One of the most exciting aspects of LDN is the low reported incidence of adverse side effects. We have not seen incidences of ulcers, renal insufficiency, interference with warfarin and other common medications, increased heart attack or clotting risk, or other problems that can be seen with nonsteroidal anti-inflammatory drugs. We have observed no cases of severe adverse events in our research, and none have been reported from other laboratories. We have observed no withdrawal symptoms when LDN treatment is stopped, and withdrawal is not a known effect of treatment discontinuance [46]. However, the complete sample size of all LDN trials combined is still quite small and thus clinically useful data and experience are limited.

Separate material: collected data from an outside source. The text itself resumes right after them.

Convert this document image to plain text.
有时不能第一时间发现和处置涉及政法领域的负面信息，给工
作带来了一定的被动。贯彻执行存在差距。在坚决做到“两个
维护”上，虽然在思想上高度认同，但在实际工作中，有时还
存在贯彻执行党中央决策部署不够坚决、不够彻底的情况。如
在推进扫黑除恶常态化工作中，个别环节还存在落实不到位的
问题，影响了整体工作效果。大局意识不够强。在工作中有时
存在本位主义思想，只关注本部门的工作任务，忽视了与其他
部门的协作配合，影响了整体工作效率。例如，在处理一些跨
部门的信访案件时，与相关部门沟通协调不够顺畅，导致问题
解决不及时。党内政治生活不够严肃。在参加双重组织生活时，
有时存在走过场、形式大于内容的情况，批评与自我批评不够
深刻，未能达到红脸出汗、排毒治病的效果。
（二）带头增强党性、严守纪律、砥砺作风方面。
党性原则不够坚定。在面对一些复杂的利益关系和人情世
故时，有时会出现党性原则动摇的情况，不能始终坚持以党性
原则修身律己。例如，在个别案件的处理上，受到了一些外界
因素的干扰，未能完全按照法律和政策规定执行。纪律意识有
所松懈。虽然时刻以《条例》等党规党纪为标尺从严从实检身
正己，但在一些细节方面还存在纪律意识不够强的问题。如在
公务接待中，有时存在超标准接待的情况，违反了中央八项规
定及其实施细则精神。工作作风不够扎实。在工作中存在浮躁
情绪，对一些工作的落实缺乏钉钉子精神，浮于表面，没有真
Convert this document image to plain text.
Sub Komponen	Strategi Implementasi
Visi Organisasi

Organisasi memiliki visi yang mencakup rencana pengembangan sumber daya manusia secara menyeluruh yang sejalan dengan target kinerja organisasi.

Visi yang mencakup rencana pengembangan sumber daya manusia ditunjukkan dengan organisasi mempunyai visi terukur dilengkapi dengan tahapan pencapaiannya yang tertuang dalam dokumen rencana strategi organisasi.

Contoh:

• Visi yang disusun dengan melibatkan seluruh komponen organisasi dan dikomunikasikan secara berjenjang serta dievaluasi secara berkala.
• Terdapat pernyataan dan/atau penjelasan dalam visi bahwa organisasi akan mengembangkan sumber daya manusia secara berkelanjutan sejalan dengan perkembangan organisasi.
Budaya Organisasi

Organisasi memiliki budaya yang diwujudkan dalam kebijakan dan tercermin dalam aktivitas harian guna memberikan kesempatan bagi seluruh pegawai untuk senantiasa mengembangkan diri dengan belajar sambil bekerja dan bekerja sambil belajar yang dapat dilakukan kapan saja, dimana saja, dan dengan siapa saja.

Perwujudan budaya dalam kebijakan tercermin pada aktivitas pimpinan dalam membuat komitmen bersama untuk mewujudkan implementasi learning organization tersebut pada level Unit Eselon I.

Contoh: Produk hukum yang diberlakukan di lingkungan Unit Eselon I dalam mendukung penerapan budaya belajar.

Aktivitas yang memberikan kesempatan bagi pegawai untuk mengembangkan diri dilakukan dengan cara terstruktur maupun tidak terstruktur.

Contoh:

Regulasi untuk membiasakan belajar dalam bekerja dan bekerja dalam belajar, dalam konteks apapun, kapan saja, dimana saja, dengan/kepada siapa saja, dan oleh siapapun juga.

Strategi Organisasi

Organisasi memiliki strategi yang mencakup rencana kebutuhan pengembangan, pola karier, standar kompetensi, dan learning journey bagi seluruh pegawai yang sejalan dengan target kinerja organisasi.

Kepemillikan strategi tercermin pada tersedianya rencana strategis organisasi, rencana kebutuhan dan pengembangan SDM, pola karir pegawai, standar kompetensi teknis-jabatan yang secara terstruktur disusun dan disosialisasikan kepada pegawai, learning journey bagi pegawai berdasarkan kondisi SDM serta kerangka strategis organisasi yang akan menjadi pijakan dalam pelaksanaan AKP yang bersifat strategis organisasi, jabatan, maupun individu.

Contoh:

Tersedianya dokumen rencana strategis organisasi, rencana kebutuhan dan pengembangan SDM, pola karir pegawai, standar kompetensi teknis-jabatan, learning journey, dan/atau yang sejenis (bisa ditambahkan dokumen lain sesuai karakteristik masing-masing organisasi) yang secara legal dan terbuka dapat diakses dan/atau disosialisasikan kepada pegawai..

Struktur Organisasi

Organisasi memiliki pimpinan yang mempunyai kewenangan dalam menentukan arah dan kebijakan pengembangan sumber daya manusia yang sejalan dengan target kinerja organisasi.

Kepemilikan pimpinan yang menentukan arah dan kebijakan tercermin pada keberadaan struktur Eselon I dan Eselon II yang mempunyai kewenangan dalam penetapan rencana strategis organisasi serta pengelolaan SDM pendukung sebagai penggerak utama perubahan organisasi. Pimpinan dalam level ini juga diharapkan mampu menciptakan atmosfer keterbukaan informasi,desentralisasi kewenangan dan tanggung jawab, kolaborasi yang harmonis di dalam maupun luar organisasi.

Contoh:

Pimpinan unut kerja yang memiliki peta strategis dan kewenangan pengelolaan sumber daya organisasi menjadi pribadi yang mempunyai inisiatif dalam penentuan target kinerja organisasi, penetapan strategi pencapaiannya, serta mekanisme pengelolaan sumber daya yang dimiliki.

Side effects of LDN treatment are mild. In our research, participants have rated LDN as slightly more tolerable than placebo (91.0 versus 89.5 %, not significant). The most common side effect we have observed is the reporting of more vivid dreams, which is seen in approximately 37 % of the participants. In a minority of cases, patients report nightmares. As a side effect, vivid dreams develop rapidly (as soon as the first dosing) and decrease over time. It is unclear what mechanism may drive increased vividness of dreams. Individuals generally self-report increased effectiveness of sleep, so it is unlikely that the vivid dreams represent an adverse disruption of normal sleep patterns. It is important to note that increase vividness of dreams is also the most commonly reported side effect during placebo administration, so some cases may be driven by expectancy.

The frequency of headaches when taking LDN was slightly higher than during placebo administration, though more participants will need to be assessed in order to determine the statistical significance of the difference. Spontaneous headaches are common in individuals with fibromyalgia and frequently appeared in all stages of the clinical trials.

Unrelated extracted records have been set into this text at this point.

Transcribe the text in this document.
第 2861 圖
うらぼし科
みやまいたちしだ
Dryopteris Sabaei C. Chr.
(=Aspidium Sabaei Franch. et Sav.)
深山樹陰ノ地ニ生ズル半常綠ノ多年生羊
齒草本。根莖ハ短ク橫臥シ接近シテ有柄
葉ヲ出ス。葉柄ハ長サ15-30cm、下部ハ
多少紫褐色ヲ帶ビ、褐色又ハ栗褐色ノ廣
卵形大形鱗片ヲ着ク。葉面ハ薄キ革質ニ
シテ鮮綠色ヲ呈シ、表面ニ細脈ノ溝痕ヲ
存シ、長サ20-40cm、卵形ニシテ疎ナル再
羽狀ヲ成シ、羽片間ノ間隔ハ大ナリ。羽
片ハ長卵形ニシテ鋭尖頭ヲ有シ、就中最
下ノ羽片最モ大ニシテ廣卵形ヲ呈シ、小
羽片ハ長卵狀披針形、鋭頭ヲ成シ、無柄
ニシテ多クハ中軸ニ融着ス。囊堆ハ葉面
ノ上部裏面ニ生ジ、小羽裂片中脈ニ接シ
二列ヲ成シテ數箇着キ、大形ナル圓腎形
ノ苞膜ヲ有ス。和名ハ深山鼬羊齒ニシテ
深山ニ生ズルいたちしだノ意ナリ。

While not observed in research studies, some physicians have anecdotally reported anxiety and tachycardia as adverse reactions to LDN. As anxiety is a known symptom of opioid withdrawal, it is possible that some individuals would experience anxiety due to blockade of endogenous opioids. Further observation will need to be carried out to determine how common this adverse event is and how to best manage it.

For individuals without severe hepatic disease, there does not appear to be any need to frequently monitor hepatic function. Even at much larger dosages, naltrexone does not significantly change hepatic enzyme activity. We have not observed any toxicity issues with chronic use.


As an opioid antagonist, naltrexone is used as a treatment for substance abuse. LDN does not exert any euphoric or reinforcing effects, and we have observed no cases of LDN misuse or abuse. Furthermore, we have not seen the development of dependence and tolerance with the medication. In our studies, the cessation of LDN is generally followed by a slow return of symptoms to baseline levels.